FACHSCHAFT JÜDISCHE STUDIEN UND JIDDISTIK

Awareness-Week Januar 2018

Düsseldorfer Biographien aus der NS-Zeit- Workshop in der Mahn und Gedenkstätte Düsseldorf

Bewusstsein – auch für die Geschichte unserer Stadt. An keinem Ort geht das besser als in der Mahn- und Gedenkstätte Düsseldorf. Hier haben wir im Rahmen der Awareness Week eine Führung durch die Ausstellung bekommen und an einem besonderen Workshop teilgenommen: Wir haben uns unterschiedliche Erzählungen von Kindern aus der NS-Zeit angeschaut und gegenseitig vorgestellt. Schicksale von Untergetauchten bis zum Helfer der Verfolgten.

Pia Steckelbach

Deutschland am Scheideweg: Das Problem mit dem Antisemitismus

(Vortrag von Tamara Guggenheim an der HHU zum Thema Antisemitismus)

„Der moderne Antisemit hat keine Glatze mehr“ – das stellt Tamara Guggenheim, Leiterin der Religionsschule der jüdischen Gemeinde Düsseldorf fest. In ihrem Vortrag im Rahmen der Awareness Week spricht sie über ihre eigenen Erfahrungen mit dem Thema Antisemitismus. Heutzutage werde der mit Antizionismus verknüpft. Dabei mache Kritik am Staat Israel per se nicht automatisch antisemisch. Die Vermischung sei die Gefahr. In ihren 30 Jahren Berufserfahrung als Lehrerin und ihrem Leben als religiöse Jüdin und – wie sie selbst von sich sagt – Zionistin hat sie einige Ressentiments und antisemitische Vorurteile kennengelernt. Ihre 13- bis 17-jährigen Schüler erzählen ihr in den letzten Jahren immer häufiger von Beleidigungen, denen sie in der Schule ausgesetzt sind. „Jude“ sei auf deutschen Schulhöfen längst zum Schimpfwort geworden. „Wenn sich jetzt nichts ändert, weiß ich nicht, wie es in Zukunft mit den jüdischen Gemeinden weitergehen soll“, sagt sie.

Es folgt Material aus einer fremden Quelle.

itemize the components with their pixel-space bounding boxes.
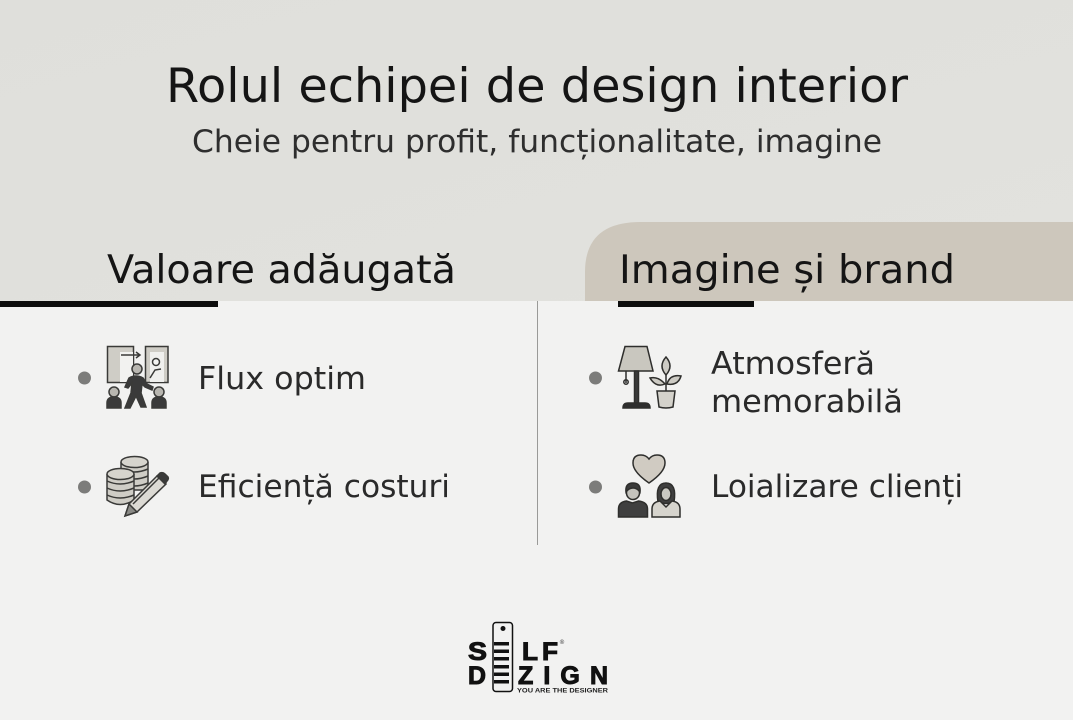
- heading: Imagine și brand: Imagine și brand: [619, 248, 955, 293]
- subtitle: Cheie pentru profit, funcționalitate, imagine: [192, 124, 882, 160]
- icon: coins and pencil: [107, 456, 168, 516]
- logo letter L: L: [522, 638, 538, 666]
- heading underline: left: [0, 301, 218, 307]
- list item: Atmosferă memorabilă: [589, 346, 903, 420]
- logo letter E bottom: [494, 665, 509, 684]
- bullet: [589, 372, 602, 384]
- title: Rolul echipei de design interior: [166, 59, 909, 114]
- logo ruler hole: [500, 626, 506, 631]
- bullet: [78, 480, 91, 494]
- logo letters ZIGN: ZIGN: [518, 662, 608, 690]
- heading: Valoare adăugată: Valoare adăugată: [107, 248, 456, 293]
- logo: Self Dezign: [468, 622, 609, 694]
- list item: Loializare clienți: [589, 455, 963, 517]
- list item: Eficiență costuri: [78, 456, 450, 516]
- logo letter S: S: [468, 638, 487, 666]
- logo letter F: F: [542, 638, 558, 666]
- logo ruler outline: [493, 622, 512, 692]
- logo tagline: YOU ARE THE DESIGNER: [517, 688, 609, 694]
- logo registered mark: ®: [559, 639, 565, 646]
- logo letter E top: [494, 642, 509, 660]
- label: Eficiență costuri: [198, 469, 450, 505]
- label: Loializare clienți: [711, 469, 963, 505]
- icon: lamp and plant: [618, 346, 681, 408]
- panel: right tab background: [585, 222, 1073, 301]
- heading underline: right: [618, 301, 754, 307]
- list item: Flux optim: [78, 346, 366, 408]
- bullet: [589, 480, 602, 494]
- bullet: [78, 372, 91, 384]
- label: [711, 346, 903, 420]
- label line 1: Atmosferă: [711, 346, 875, 382]
- icon: couple with heart: [618, 455, 680, 517]
- label: Flux optim: [198, 361, 366, 397]
- icon: flow through doors with people: [107, 346, 168, 408]
- label line 2: memorabilă: [711, 384, 903, 420]
- background: header band: [0, 0, 1073, 301]
- logo letter D: D: [468, 662, 486, 690]
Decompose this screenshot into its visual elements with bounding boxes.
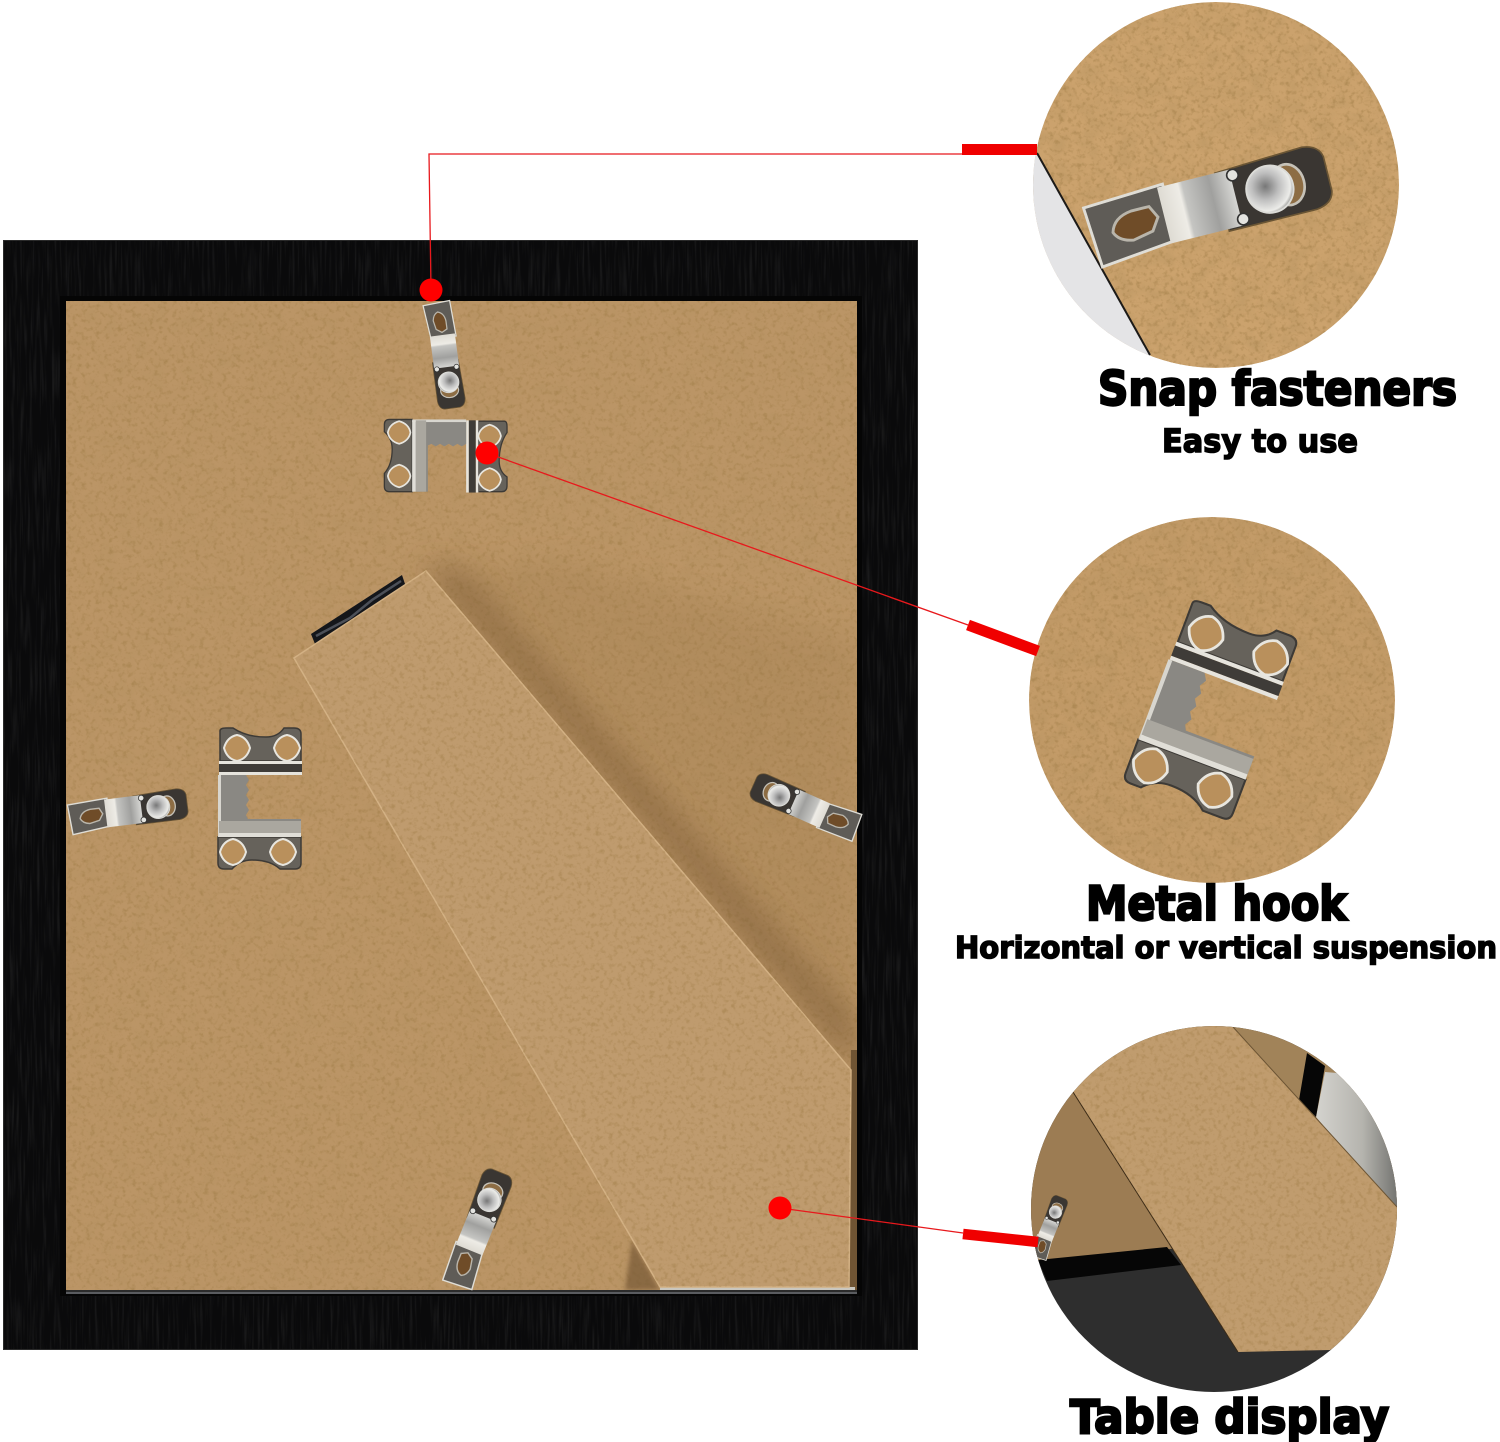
callout: metal hook leader <box>476 442 1038 651</box>
detail circle: snap fastener <box>1030 2 1399 372</box>
text: Easy to use: Easy to use <box>1162 422 1358 460</box>
detail circle: table display <box>1020 1020 1400 1392</box>
callout: snap fasteners leader <box>420 144 1037 302</box>
text: Horizontal or vertical suspension: Horizontal or vertical suspension <box>955 931 1497 966</box>
snap fastener: top <box>423 300 466 410</box>
heading: Snap fasteners: Snap fasteners <box>1098 362 1457 417</box>
heading: Metal hook: Metal hook <box>1086 877 1349 932</box>
callout: table display leader <box>768 1196 1038 1242</box>
metal hook: top <box>384 419 507 493</box>
easel stand <box>290 570 855 1290</box>
black frame <box>3 240 918 1350</box>
easel hinge <box>311 575 406 644</box>
detail circle: metal hook <box>1029 517 1395 883</box>
hardboard backing <box>66 301 860 1290</box>
snap fastener: right <box>748 769 864 844</box>
picture frame back <box>3 240 918 1350</box>
bottom edge highlight <box>66 1287 857 1294</box>
metal hook: left <box>218 728 302 869</box>
snap fastener: bottom <box>440 1166 517 1291</box>
snap fastener: left <box>67 788 189 835</box>
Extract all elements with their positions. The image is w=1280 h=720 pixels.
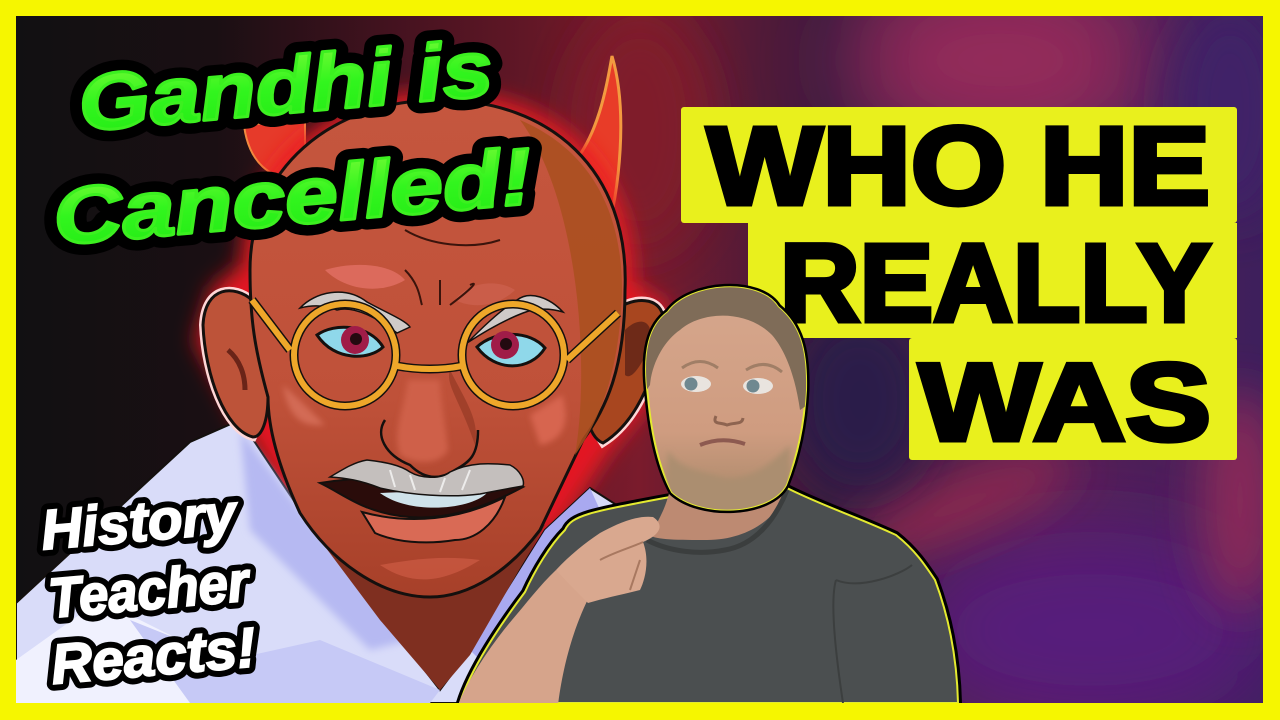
headline text: WHO HE	[707, 105, 1210, 228]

Den Typus des modernen Antisemiten beschreibt Tamara Guggenheim so: meist sei er den gängigen Ressentiments erhaben, frage aber trotzdem: „Warum haben die Juden nichts aus ihrer Geschichte gelernt und behandeln die Palästinenser so, wie sie von den Deutschen während der Shoah behandelt wurden?“ Er verdrehe kausale Zusammenhänge. Nur im seltensten Fall habe er einen Juden persönlich kennengelernt. Guggenheim stellt dabei fest: Antisemitismus komme nicht nur in den Kreisen muslimischer Zuwanderer auf, aber auch sie leisteten einen Beitrag zu der aufgeladenen Stimmung. Oft seien Angehörige bestimmter muslimischer Gruppen mit antisemitischem Gedankengut aufgewachsen und sozialisiert worden, hätten an dieser Prägung meist keine Schuld. Das Problem bestehe in der Gesellschaft, die nicht wisse, wie sie auf den wachsenden Antisemitismus regieren solle. Auch die Lehrer in den Schulen wüssten antisemitischen Beleidigungen oder Hitler-Witzen oft nichts entgegenzusetzen.

Tamara Guggenheim hat kein Patentrezept für den richtigen Umgang. „Jede Form von Antisemitismus sollte geächtet werden“, findet sie. Als Mensch fühle sie sich zwar als ein Teil der Gesellschaft, als Jüdin jedoch nicht. Eine erschütternde Bilanz. In Anlehnung an den Namensgeber der HHU zitiert sie Heinrich Heine, ein zum Christentum konvertierter Jude. Der sagte schon 1843: „Denke ich an Deutschland in der Nacht, bin ich um den Schlaf gebracht.“

Aber Guggenheim will nicht resignieren. Jeder könne etwas dazu beitragen, gegen den Antisemitismus in der Gesellschaft anzugehen. Dazu sollte jeder seinen eigenen Codex in der Sprache finden und sensibel auf Ausdrücke achten. Auch Personen, die sich rassistisch oder antisemitisch äußern, auf ihr Verhalten anzusprechen sei wichtig. Gerade wenn dies nicht mit böser Absicht geschehe. Sie empfiehlt: „Empathie entwickeln für Gruppen, die unterdrückt werden – nicht nur für Juden.“

Hinweis: Die Ausführungen von Frau Guggenheim beruhen auf ihren rein persönlichen Erfahrungen und Ansichten.